Christine Miserandino is founder of the website www.ButYouDontLookSick.com and the Long Island Press interviewed her in an article on Living With Lupus.

Miserandino was a dancer at the High School of Music & Art and the Performing Arts in NYC when she began having lupus symptoms. “I kept getting hurt,” she remembers. “How do you sprain your ankle ten times, and hurt your knee every week?” Later, while attending Hofstra University, she had to drop out of school because she “was too busy being sick”

When her lupus went into remission, she began work as an event planner. “I was so determined to be normal,” she says. Unfortunately, lupus entered her life again and got very sick with swelling on her heart and lungs and she lost all of her hair. “I was 24 and I had to wear a wig to work,” she remembers. “No one knew about lupus. People asked me if I had chemo. You feel like you’re the only one in the world.”

“Lupus is an evil, sneaky, snake of a disease. It comes, it attacks and it changes,” she says and added, “There hasn’t been a medical advancement in 50 years, not one new medicine has come along. People are getting diagnosed younger, and they’re treating you longer. But everyone is treating the symptoms, not the disease.”

The Spoon Theory was born while she was in college. “With lupus, you don’t have the luxury of being thoughtless.” Christine explains. “You have to adjust for everything.”

She describes how you can choose to cook dinner, but then might not have enough energy to clean the dishes; how you might be able to go out to dinner but not be able to drive home.

toplogoboardsThe site is filled with information and personal stories and there is hope.

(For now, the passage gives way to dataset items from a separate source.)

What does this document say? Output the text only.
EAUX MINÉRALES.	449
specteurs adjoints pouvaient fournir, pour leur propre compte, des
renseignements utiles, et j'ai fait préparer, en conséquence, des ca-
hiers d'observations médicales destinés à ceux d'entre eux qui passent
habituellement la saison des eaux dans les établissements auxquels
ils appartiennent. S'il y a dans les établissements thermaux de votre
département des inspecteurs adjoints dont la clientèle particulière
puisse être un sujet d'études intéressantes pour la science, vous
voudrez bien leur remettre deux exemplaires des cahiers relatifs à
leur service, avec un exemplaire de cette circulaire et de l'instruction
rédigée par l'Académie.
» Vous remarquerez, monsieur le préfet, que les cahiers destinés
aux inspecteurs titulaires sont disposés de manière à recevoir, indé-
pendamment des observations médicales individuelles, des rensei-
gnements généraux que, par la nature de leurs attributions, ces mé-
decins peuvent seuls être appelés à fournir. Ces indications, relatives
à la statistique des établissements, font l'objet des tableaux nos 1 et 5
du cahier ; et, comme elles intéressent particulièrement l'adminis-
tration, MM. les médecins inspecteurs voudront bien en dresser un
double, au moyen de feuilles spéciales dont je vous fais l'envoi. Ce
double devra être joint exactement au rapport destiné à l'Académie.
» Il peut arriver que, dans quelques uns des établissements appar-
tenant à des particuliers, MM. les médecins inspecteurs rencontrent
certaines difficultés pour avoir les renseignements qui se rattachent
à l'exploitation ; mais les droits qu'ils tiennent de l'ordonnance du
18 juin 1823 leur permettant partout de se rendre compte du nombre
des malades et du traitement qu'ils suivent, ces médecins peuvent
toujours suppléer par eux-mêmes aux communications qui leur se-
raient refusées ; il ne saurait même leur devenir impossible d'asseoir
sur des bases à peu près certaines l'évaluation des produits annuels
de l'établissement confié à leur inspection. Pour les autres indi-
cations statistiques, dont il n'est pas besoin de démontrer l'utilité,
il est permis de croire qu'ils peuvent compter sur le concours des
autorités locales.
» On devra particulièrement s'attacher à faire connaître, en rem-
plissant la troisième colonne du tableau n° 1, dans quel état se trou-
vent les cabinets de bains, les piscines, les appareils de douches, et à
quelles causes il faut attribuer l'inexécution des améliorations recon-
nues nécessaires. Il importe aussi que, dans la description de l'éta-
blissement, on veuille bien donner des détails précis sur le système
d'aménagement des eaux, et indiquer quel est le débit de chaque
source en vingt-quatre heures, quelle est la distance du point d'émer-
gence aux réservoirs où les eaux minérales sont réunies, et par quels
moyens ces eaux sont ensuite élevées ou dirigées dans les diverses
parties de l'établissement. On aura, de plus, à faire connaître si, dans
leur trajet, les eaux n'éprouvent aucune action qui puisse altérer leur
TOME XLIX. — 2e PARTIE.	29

Today Miserandino is 32, has a child and is married. Her site, Butyoudontlooksick.com, “is the number one personal website for lupus in the world. It’s estimated that there are 5 million people who have a form of lupus and Christine can now expect more than 2 million hits when she uploads a new essay. She credits her husband, Frank, a Vice President of IT with a large Long Island bank, with her success for his help and support.”